ADHD and Kids

Understanding attention-deficit hyperactivity disorder in children

(RxWiki News) Do you feel like your child might have ADHD? It's time to take a close look and get the facts straight.

Attention-deficit hyperactivity disorder (ADHD) is a brain condition that is common among children. In the United States, 3 to 5 percent of children are diagnosed with ADHD. The average age of diagnosis is around 7 years old. Usually, parents or teachers start realizing that a child may be out of control and have behavior issues that other children of the same age do not have.

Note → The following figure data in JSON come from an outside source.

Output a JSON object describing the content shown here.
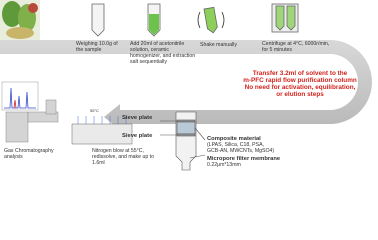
{
  "steps": {
    "weighing": [
      "Weighing 10.0g of",
      "the sample"
    ],
    "add": [
      "Add 20ml of acetonitrile",
      "solution, ceramic",
      "homogenizer, and extraction",
      "salt sequentially"
    ],
    "shake": [
      "Shake manually"
    ],
    "centrifuge": [
      "Centrifuge at 4°C, 6000r/min,",
      "for 5 minutes"
    ],
    "transfer": [
      "Transfer 3.2ml of solvent to the",
      "m-PFC rapid flow purification column",
      "No need for activation, equilibration,",
      "or elution steps"
    ],
    "nitrogen": [
      "Nitrogen blow at 55°C,",
      "redissolve, and make up to",
      "1.6ml"
    ],
    "gc": [
      "Gas Chromatography",
      "analysis"
    ]
  },
  "column": {
    "sieve_top": "Sieve plate",
    "sieve_bottom": "Sieve plate",
    "composite_title": "Composite material",
    "composite_items": [
      "(LPAS, Silica, C18, PSA,",
      "GCB-AN, MWCNTs, MgSO4)"
    ],
    "membrane_title": "Micropore filter membrane",
    "membrane_size": "0.22μm*13mm"
  },
  "heater_label": "55°C"
}
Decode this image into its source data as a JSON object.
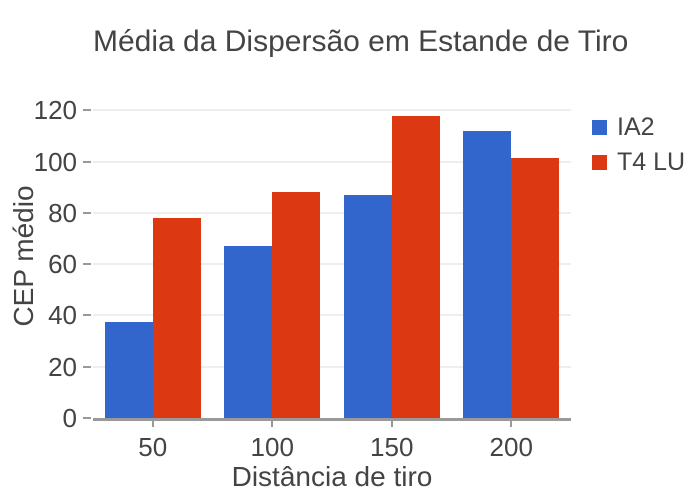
{
  "chart_data": {
    "type": "bar",
    "title": "Média da Dispersão em Estande de Tiro",
    "xlabel": "Distância de tiro",
    "ylabel": "CEP médio",
    "categories": [
      "50",
      "100",
      "150",
      "200"
    ],
    "series": [
      {
        "name": "IA2",
        "color": "#3366CC",
        "values": [
          37.5,
          67,
          87,
          112
        ]
      },
      {
        "name": "T4 LU",
        "color": "#DC3912",
        "values": [
          78,
          88,
          118,
          101.5
        ]
      }
    ],
    "ylim": [
      0,
      126
    ],
    "yticks": [
      0,
      20,
      40,
      60,
      80,
      100,
      120
    ],
    "grid": true,
    "legend_position": "right-top",
    "colors": {
      "text": "#444444",
      "axis": "#999999",
      "gridline": "#eeeeee",
      "background": "#ffffff"
    }
  }
}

ADHD causes children to struggle with attention, organization or overactivity. Symptoms of ADHD can include the following:

  • Talking too much
  • Not being able to pay attention
  • Daydreaming
  • Being easily distracted from playing or schoolwork
  • Being forgetful
  • Interrupting people
  • Being unable to stay still
  • Talking and acting without thinking

Although there is no cure, there are many ways to treat and manage this condition through therapy and medication. Behavioral therapy is considered first-line treatment for preschool-age children.

In terms of medications, there are many options, such as dextroamphetamine (Adderall), methylphenidate (Ritalin) and atomoxetine (Strattera). These medications can improve concentration, reduce overactive or impulsive behaviors and generally have a relaxing effect in people who have ADHD. Your health care provider will help you decide which medication is most appropriate for your child.

Furthermore, it may be effective to create more structure at home by making schedules, reinforcing routines and rewarding good behavior. Talking to your child’s teachers can also help create a better school environment for your child.

Keep in mind that children with ADHD usually do not grow out of it. It is important to make sure medications and therapies are properly managing your child’s ADHD. Sometimes, a dose change or medication substitution may be necessary.

If you think your child might have ADHD, talk to your health care provider or a mental health specialist.